Of the more serious variety are “The Tuner,” a Brazilian film about artistic expression; “Three Light Bulbs,” a complex Chinese story about the obstacles that can hinder an effort to improve society; “Branko,” a short about a man’s desire to set the past right; and “Dumpy Goes to the Big Smoke,” a wonderfully told Australian drama of a woman simply aspiring toward a better life.
“The Tuner” (8:30 p.m. Thursday in Aspen and 7:30 p.m. Sunday in Carbondale) depicts a young man working for his father as a piano tuner but burning to become a concert pianist. The standard generation-gap tale – the practical-minded older man versus the artistically inspired younger one – gets a twist with the introduction of another character, a worker at the opera house.
“The story completely opens up with the introduction of this character who asks the son questions, tells him stories,” Thielen said.
“Three Light Bulbs” (5:30 p.m. Wednesday in Aspen and 5 p.m. Sunday in Carbondale), set in a rural Chinese village, is similar in concept – a young woman whose main obstacle is her father. But here, the child is practical: She has returned from college with the technical skills to fix the village’s electrical problems. But her father is angry over the daughter’s values and actions.
“We see the emotional complexities of the father, unmoved by her efforts to improve the conditions of the village,” Eldred said. “It’s a richly textured short.”
“Branko” (5:45 p.m. Saturday in Aspen) is a documentary by Branko Lustig, the Academy Award-winning producer of “Schindler’s List” and “Gladiator.” Lustig, whose other credits include the Holocaust-themed “Sophie’s Choice” and “The Tin Drum,” is a Holocaust survivor himself who, at 78, returns to the Auschwitz concentration camp to have the bar mitzvah he was denied as a boy. Lustig’s desire to make some kind of peace with the past stirs up memories he had tried to suppress.
“You can have a bar mitzvah anywhere. Why return to the place of so much pain?” Thielen said. “There’s an extraordinary courage in that.”

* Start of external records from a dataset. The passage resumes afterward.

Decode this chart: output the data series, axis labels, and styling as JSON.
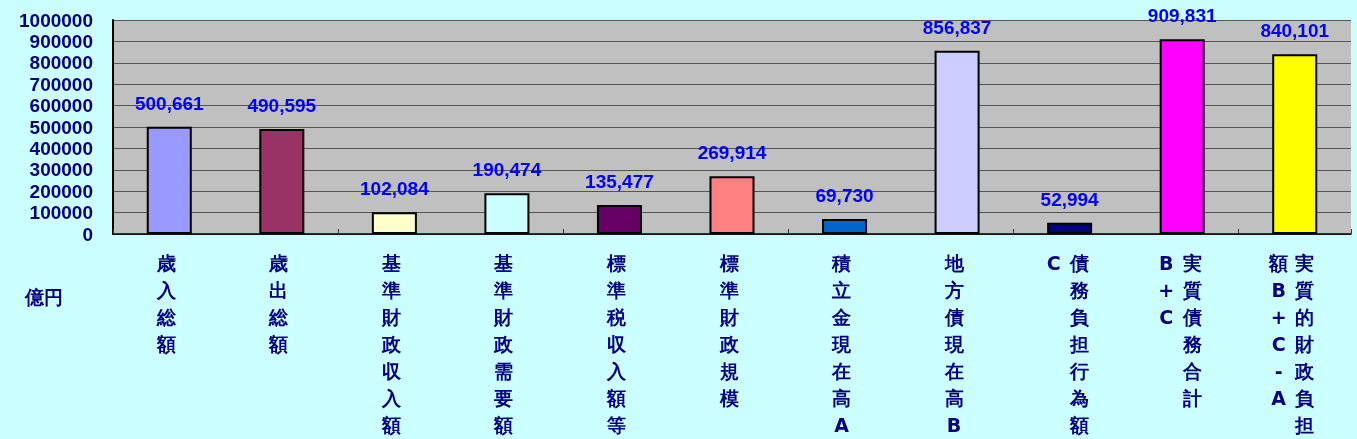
{
  "chart_data": {
    "type": "bar",
    "categories": [
      "歳入総額",
      "歳出総額",
      "基準財政収入額",
      "基準財政需要額",
      "標準税収入額等",
      "標準財政規模",
      "積立金現在高A",
      "地方債現在高B",
      "債務負担行為額C",
      "実質債務合計B+C",
      "実質的財政負担額B+C-A"
    ],
    "values": [
      500661,
      490595,
      102084,
      190474,
      135477,
      269914,
      69730,
      856837,
      52994,
      909831,
      840101
    ],
    "colors": [
      "#9999ff",
      "#993366",
      "#ffffcc",
      "#ccffff",
      "#660066",
      "#ff8080",
      "#0066cc",
      "#ccccff",
      "#000080",
      "#ff00ff",
      "#ffff00"
    ],
    "value_labels": [
      "500,661",
      "490,595",
      "102,084",
      "190,474",
      "135,477",
      "269,914",
      "69,730",
      "856,837",
      "52,994",
      "909,831",
      "840,101"
    ],
    "ylabel": "億円",
    "ylim": [
      0,
      1000000
    ],
    "yticks": [
      0,
      100000,
      200000,
      300000,
      400000,
      500000,
      600000,
      700000,
      800000,
      900000,
      1000000
    ],
    "grid": "y"
  }
}
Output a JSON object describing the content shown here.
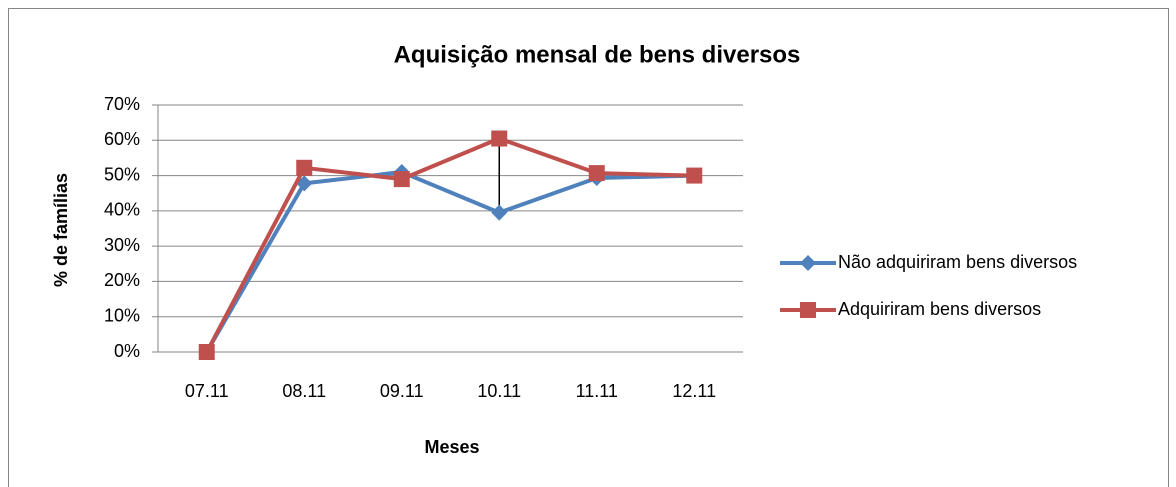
{
  "chart_data": {
    "type": "line",
    "title": "Aquisição mensal de bens diversos",
    "x_label": "Meses",
    "y_label": "% de famílias",
    "categories": [
      "07.11",
      "08.11",
      "09.11",
      "10.11",
      "11.11",
      "12.11"
    ],
    "series": [
      {
        "name": "Não adquiriram bens diversos",
        "color": "#4f81bd",
        "marker": "diamond",
        "values": [
          0,
          47.8,
          51,
          39.5,
          49.3,
          50
        ]
      },
      {
        "name": "Adquiriram bens diversos",
        "color": "#c0504d",
        "marker": "square",
        "values": [
          0,
          52.2,
          49,
          60.5,
          50.7,
          50
        ]
      }
    ],
    "ylim": [
      0,
      70
    ],
    "yticks": [
      {
        "value": 0,
        "label": "0%"
      },
      {
        "value": 10,
        "label": "10%"
      },
      {
        "value": 20,
        "label": "20%"
      },
      {
        "value": 30,
        "label": "30%"
      },
      {
        "value": 40,
        "label": "40%"
      },
      {
        "value": 50,
        "label": "50%"
      },
      {
        "value": 60,
        "label": "60%"
      },
      {
        "value": 70,
        "label": "70%"
      }
    ],
    "grid": true,
    "legend": "right",
    "high_low_lines": true
  }
}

“He says, ‘I’m doing it to heal this wound, heal my past,'” Eldred added. “But there’s this danger of the horror of those memories coming back.”
“Dumpy Goes to the Big Smoke” (8:30 p.m. Wednesday in Aspen) is a 14-minute film about a woman, Dumpy, living in odd circumstances that go beyond the trailer that is her home. The film, by Mirrah Foulkes, has a richness in setting, plot and dramatic devices of a longer, more complicated production, and one of the elements that set it apart is the acting of Emily Tomlins as Dumpy.
“Her emotions are just quivering on her face, and it’s heartbreaking to see that longing for approval and then that really physical excitement when she sees this opportunity,” Eldred said.
Shortsfest also features a series of films from Focus Forward, a series of three-minute films sponsored by General Electric about people reshaping the world through acts of invention. Among those showing at Shortsfest are “You Don’t Know Jack,” about a teenager who came up with a breakthrough in cancer detection, and “The Music Man,” about an inventor determined to give everyone the tools to make music.
Thielen says the broad range of films at Shortsfest – those about people with aspirations along with silly comedies, dire dramas and visually poetic movies – makes for a unique cinema experience.
“There’s a willingness to look at the spectrum of human experience that’s not the same as in feature films,” she said. “Or you’d have to go to a festival with hundreds of films to get that spectrum. We have 83 bursts of ideas, and it’s a lived reality rather than an imagined reality.”